Using centripetal acceleration to find back the velocity magnitude at $t+dt$

Question

Considering a circular motion with no angular acceleration. How can you find the same magnitude for the velocity vector at different time using the formula $v_{t} = v_0 + a.t$ with vectors?

The acceleration vector $\vec{a} = \vec{a_c} + \vec{a_t}$ where $\vec{a_c}$ is the centripetal acceleration $a_c$ = $\dfrac{-v^2}{r}$ and $\vec{a_t}$ is the tangential acceleration if the tangential speed change.
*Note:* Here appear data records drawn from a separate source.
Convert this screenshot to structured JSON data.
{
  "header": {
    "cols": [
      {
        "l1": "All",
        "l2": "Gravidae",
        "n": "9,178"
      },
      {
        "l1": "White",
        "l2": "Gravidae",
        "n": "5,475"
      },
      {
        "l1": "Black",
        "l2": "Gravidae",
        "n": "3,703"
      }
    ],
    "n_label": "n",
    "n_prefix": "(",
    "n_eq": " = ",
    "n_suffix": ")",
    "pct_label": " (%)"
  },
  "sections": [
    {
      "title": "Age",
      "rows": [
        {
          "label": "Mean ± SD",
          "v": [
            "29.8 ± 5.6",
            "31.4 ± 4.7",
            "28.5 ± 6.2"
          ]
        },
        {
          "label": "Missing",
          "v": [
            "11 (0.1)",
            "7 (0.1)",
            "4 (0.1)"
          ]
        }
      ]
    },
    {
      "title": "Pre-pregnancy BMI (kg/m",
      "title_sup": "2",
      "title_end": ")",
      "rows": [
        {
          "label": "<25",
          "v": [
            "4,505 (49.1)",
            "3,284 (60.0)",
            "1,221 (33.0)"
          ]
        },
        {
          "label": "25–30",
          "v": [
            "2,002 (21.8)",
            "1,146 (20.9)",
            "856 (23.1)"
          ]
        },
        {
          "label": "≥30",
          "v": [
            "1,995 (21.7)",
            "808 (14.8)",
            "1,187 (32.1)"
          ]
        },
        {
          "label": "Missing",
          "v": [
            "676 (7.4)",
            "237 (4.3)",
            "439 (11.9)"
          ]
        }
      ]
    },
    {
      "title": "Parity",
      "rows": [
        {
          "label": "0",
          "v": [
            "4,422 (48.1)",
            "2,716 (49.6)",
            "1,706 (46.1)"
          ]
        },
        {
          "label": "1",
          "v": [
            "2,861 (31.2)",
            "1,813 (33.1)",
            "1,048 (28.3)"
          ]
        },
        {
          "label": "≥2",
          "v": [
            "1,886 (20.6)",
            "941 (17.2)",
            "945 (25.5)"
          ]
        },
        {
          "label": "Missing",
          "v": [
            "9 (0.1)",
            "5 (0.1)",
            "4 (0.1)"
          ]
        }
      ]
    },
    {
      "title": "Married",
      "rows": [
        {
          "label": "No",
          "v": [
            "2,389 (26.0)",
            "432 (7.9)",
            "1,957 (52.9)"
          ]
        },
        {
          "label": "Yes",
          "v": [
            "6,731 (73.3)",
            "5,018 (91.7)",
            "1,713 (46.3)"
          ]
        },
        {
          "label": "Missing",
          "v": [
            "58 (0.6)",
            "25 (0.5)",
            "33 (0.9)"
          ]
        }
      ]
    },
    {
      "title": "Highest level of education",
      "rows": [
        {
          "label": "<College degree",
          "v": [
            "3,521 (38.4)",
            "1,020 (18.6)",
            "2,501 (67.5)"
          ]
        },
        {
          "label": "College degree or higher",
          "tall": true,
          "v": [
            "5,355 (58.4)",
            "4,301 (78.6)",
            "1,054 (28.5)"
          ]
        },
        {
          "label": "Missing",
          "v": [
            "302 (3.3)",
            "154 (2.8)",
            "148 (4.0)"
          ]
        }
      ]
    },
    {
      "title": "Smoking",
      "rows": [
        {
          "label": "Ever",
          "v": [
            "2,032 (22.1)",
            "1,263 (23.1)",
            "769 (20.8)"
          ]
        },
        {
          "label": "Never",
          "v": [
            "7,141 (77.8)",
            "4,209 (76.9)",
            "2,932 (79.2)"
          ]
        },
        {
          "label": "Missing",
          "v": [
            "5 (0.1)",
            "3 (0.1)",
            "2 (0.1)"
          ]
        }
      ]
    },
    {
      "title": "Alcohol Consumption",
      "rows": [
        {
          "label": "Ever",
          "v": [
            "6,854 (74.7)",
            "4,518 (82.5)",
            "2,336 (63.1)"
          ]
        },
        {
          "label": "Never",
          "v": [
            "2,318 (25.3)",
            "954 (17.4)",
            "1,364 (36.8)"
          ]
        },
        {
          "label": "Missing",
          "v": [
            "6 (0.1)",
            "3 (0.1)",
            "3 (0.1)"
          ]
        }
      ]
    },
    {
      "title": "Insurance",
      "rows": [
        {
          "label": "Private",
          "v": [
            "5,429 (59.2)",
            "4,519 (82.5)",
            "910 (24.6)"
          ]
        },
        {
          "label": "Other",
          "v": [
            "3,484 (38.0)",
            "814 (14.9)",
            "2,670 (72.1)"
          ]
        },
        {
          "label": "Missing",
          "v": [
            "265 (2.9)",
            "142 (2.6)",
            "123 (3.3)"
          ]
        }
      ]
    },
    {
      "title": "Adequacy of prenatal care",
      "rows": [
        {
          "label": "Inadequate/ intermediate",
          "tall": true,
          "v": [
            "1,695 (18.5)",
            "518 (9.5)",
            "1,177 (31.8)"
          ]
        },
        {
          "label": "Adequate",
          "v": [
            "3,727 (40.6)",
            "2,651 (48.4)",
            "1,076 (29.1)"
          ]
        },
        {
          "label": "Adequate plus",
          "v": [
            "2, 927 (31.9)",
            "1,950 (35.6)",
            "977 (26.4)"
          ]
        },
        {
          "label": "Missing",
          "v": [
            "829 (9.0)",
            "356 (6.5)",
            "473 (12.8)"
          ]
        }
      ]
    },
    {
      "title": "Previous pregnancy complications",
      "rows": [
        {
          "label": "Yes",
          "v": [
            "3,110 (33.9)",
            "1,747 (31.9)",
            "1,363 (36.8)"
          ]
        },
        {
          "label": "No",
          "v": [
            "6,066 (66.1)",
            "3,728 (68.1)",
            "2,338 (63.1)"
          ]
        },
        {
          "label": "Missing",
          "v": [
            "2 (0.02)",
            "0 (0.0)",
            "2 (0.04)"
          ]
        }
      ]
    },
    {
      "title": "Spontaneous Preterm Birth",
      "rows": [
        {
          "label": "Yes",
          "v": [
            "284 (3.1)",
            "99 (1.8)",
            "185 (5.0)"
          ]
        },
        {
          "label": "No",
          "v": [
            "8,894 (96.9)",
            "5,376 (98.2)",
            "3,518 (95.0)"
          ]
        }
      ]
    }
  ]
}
On every diagram I've seen so far, the radial acceleration vector $\vec{a_r}$ and the tangential velocity $\vec{v_t}$ are perpendicular and their vector tails share the same point, then how could $\vec{v_{(t_0+dt)}}$ be the same magnitude than $\vec{v_{(t_0)}}$ ? How can I prove a hypothenuse be the same length as one of its component? In my book they speak of radial acceleration instead of centripetal but if I'm right, I tried this : $$\vec{v_{(t_0+dt)}} = v_{r_{(t_0)}}\vec{r} + v_{t_{(t_0)}}\vec{\theta} + (a_r.dt)\vec{r} + (a_t.dt)\vec{\theta} $$

$\vec{r}$ is the unit vector in the radius vector's direction which goes to the point p at $t_0$

and $\vec{\theta}$ is the unit vector of the tangent at the point p and in the positive direction counterclockwise and perpendicular to $\vec{r}$

the scalar $v_r$ is zero and with no angular acceleration $a_t$ is zero. Is this equation correct? $$\mid\mid\vec{v_{(t_0+dt)}}\mid\mid = (v_{t_{(t_0)}}^2 + (a_r.dt)^2)^{\frac{1}{2}} $$ I've just seen the derivation leading to $a_c$ = $\dfrac{-v^2}{r}$ but in the equation above any magnitude for $a_r$ would give $v_{(t_0+dt)} = v_{t_{(t_0)}}$ since $dt$ is small enough.

Answer 1

It's very easy to do: \begin{align} |\mathbf{v}(t+dt)|^2&= \left|\mathbf{v}(t)+\frac{d\mathbf{v}}{dt}dt\right|^2\\ &=\left|v(t)\boldsymbol{\hat\theta}+\mathbf{a}(t)dt\right|^2\\ &=\left|v(t)\boldsymbol{\hat\theta}+a(t)dt\mathbf{\hat r}\right|^2\\ &=v^2(t)+2v(t)a(t)dt \boldsymbol{\hat\theta}\cdot\mathbf{\hat r}+a^2(t)(dt)^2 \end{align} Since $\boldsymbol{\hat\theta}\cdot\mathbf{\hat r}=0$ and $(dt)^2$ is negligible, $$|\mathbf{v}(t+dt)|^2=v^2(t)$$ It works for any acceleration as long as it's perpendicular to velocity.

Answer 2

There is a general argument that is beautifully simple. The (squared) speed is given by $\vec{v}\cdot\vec{v}$. Now, let's consider the rate of change of (squared) speed:

\begin{align} \frac{d}{dt} (\vec{v}\cdot\vec{v})&= \frac{d\vec{v}}{dt}\cdot\vec{v}+ \vec{v}\cdot\frac{d\vec{v}}{dt} \\ &= 2 \frac{d\vec{v}}{dt}\cdot\vec{v}\\ &= 2 \vec{a}\cdot\vec{v} \end{align}

Thus, if the acceleration is perpendicular to the velocity, the change in (squared) speed would vanish because the scalar product of perpendicular vectors vanish. In other words, acceleration that is perpendicular to the velocity will only contribute to change in the direction of the velocity.